2.3 Monitoring and treatment of HBV reactivation

While undergoing NAs treatment, it is crucial to maintain regular monitoring of HBV DNA levels, HBV serological markers, and liver function. Monitoring intervals should occur at least every one to three months, ensuring early intervention when necessary. HBV reactivation often occurs within 6 months after CAR T-cell infusion, during which the above indicators should be monitored monthly and once every three months thereafter. Because HBV reactivation can still recur after discontinuation of NAs, the above indicators should continue to be monitored for 12 months after NA withdrawal, at a frequency of once every one to three months, especially within six months. For patients with resolved HBV infection who receive preemptive treatment, a similar monitoring regimen is advised [18, 31]. This vigilant monitoring approach is essential for maintaining patient safety and addressing any potential HBV reactivation promptly.

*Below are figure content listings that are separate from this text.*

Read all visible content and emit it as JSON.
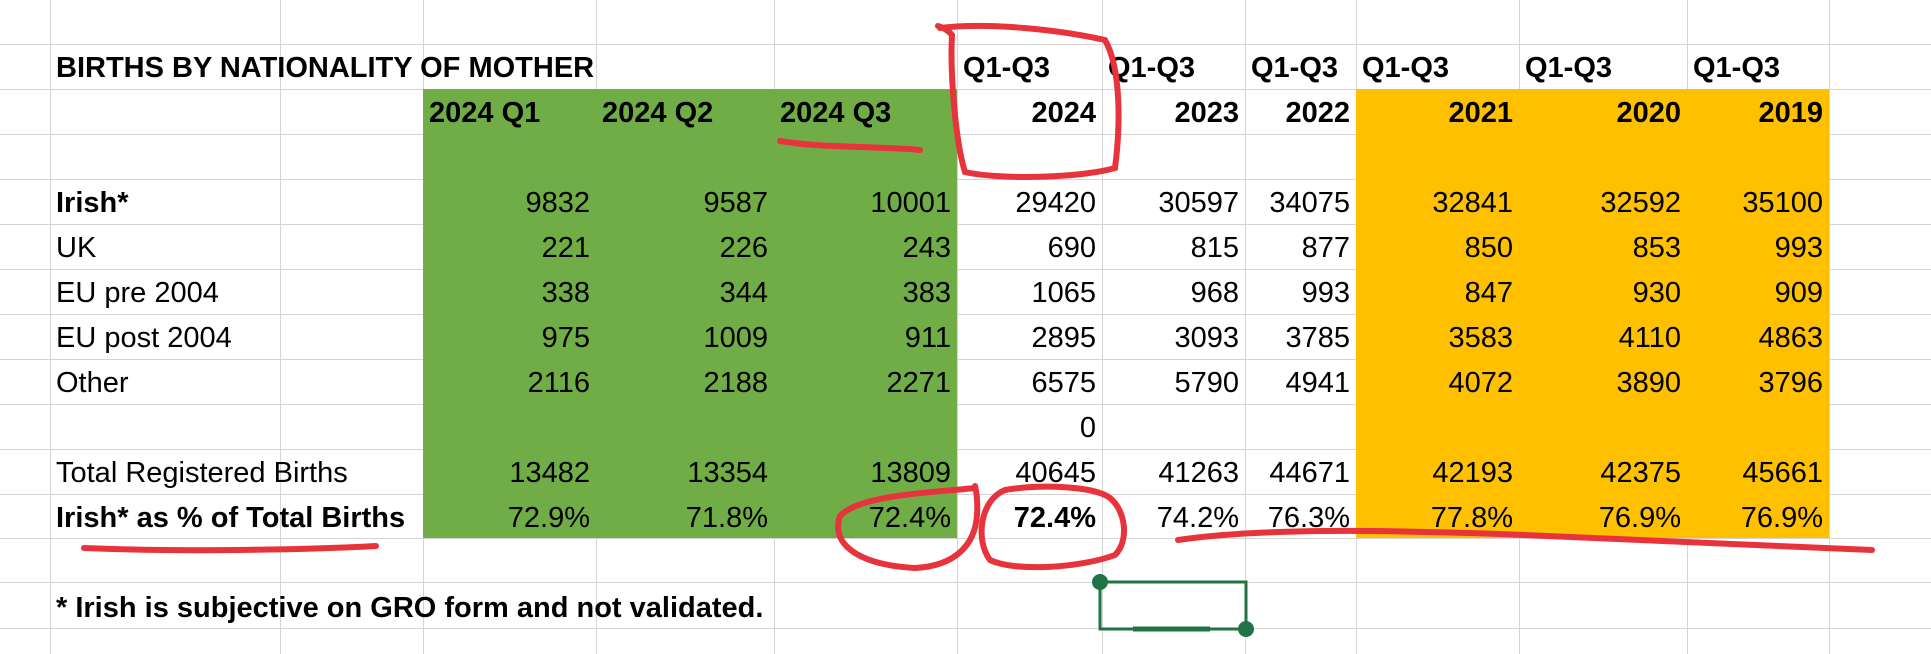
{
  "title": "BIRTHS BY NATIONALITY OF MOTHER",
  "header_row1": [
    "",
    "",
    "",
    "Q1-Q3",
    "Q1-Q3",
    "Q1-Q3",
    "Q1-Q3",
    "Q1-Q3",
    "Q1-Q3"
  ],
  "header_row2": [
    "2024 Q1",
    "2024 Q2",
    "2024 Q3",
    "2024",
    "2023",
    "2022",
    "2021",
    "2020",
    "2019"
  ],
  "rows": [
    {
      "label": "Irish*",
      "values": [
        "9832",
        "9587",
        "10001",
        "29420",
        "30597",
        "34075",
        "32841",
        "32592",
        "35100"
      ]
    },
    {
      "label": "UK",
      "values": [
        "221",
        "226",
        "243",
        "690",
        "815",
        "877",
        "850",
        "853",
        "993"
      ]
    },
    {
      "label": "EU pre 2004",
      "values": [
        "338",
        "344",
        "383",
        "1065",
        "968",
        "993",
        "847",
        "930",
        "909"
      ]
    },
    {
      "label": "EU post 2004",
      "values": [
        "975",
        "1009",
        "911",
        "2895",
        "3093",
        "3785",
        "3583",
        "4110",
        "4863"
      ]
    },
    {
      "label": "Other",
      "values": [
        "2116",
        "2188",
        "2271",
        "6575",
        "5790",
        "4941",
        "4072",
        "3890",
        "3796"
      ]
    },
    {
      "label": "",
      "values": [
        "",
        "",
        "",
        "0",
        "",
        "",
        "",
        "",
        ""
      ]
    },
    {
      "label": "Total Registered Births",
      "values": [
        "13482",
        "13354",
        "13809",
        "40645",
        "41263",
        "44671",
        "42193",
        "42375",
        "45661"
      ]
    },
    {
      "label": "Irish*  as % of Total Births",
      "values": [
        "72.9%",
        "71.8%",
        "72.4%",
        "72.4%",
        "74.2%",
        "76.3%",
        "77.8%",
        "76.9%",
        "76.9%"
      ]
    }
  ],
  "footnote": "* Irish is subjective on GRO form and not validated.",
  "colors": {
    "green_fill": "#70ad47",
    "orange_fill": "#ffc000",
    "annotation_red": "#e8323c",
    "selection_green": "#217346",
    "gridline": "#d4d4d4"
  }
}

If HBV reactivation is suspected, prompt assessment and treatment protocols should be initiated to prevent the occurrence of fatal acute liver failure. For patients who have not received prophylactic NAs, immediate initiation of NAs therapy, even before confirmation of HBV reactivation, is essential to prevent further increase in HBV DNA copies. In cases where HBV reactivation occurs despite prophylactic NAs use, the possibility of viral resistance mutations should be considered, particularly in patients with lamivudine resistance who are more susceptible to entecavir resistance mutations [32, 33]. Alongside drug-resistance gene testing, adjustments to antiviral treatment regimens should be made, including switching to or adding NAs drugs with no cross-resistance, such as ETV, TDF and TAF. However, potential adverse reactions associated with NAs should be monitored. Multidisciplinary therapy may be initiated if necessary. Additionally, based on the patient's liver function, hepatoprotective drugs and supportive treatments should be administered accordingly.

3 Conclusion

CAR T-cell therapy represents a groundbreaking advancement in the treatment of hematological malignancies and is gaining increasing traction. However, it is essential to conduct meticulous evaluations of the safety and efficacy of CAR T-cell therapy, especially in specific patient subgroups. A substantial portion of patients with hematologic malignancies presents concurrent chronic or resolved HBV infection. Consequently, when administering CAR T-cell therapy to such individuals, a heightened awareness of the risk of HBV reactivation is paramount. The continuous prophylactic use of NAs has demonstrated its effectiveness in curbing HBV recurrence. Equally important is the early identification of high-risk populations and the implementation of long-term, regular monitoring of HBV DNA levels. In addition, based on several independent clinical studies, we concluded that the infection status of HBV does not compromise the safety and efficacy of CAR T-cell therapy. Therefore, CAR T-cell therapy for patients with hematological malignancies and concomitant HBV infection holds significant promise.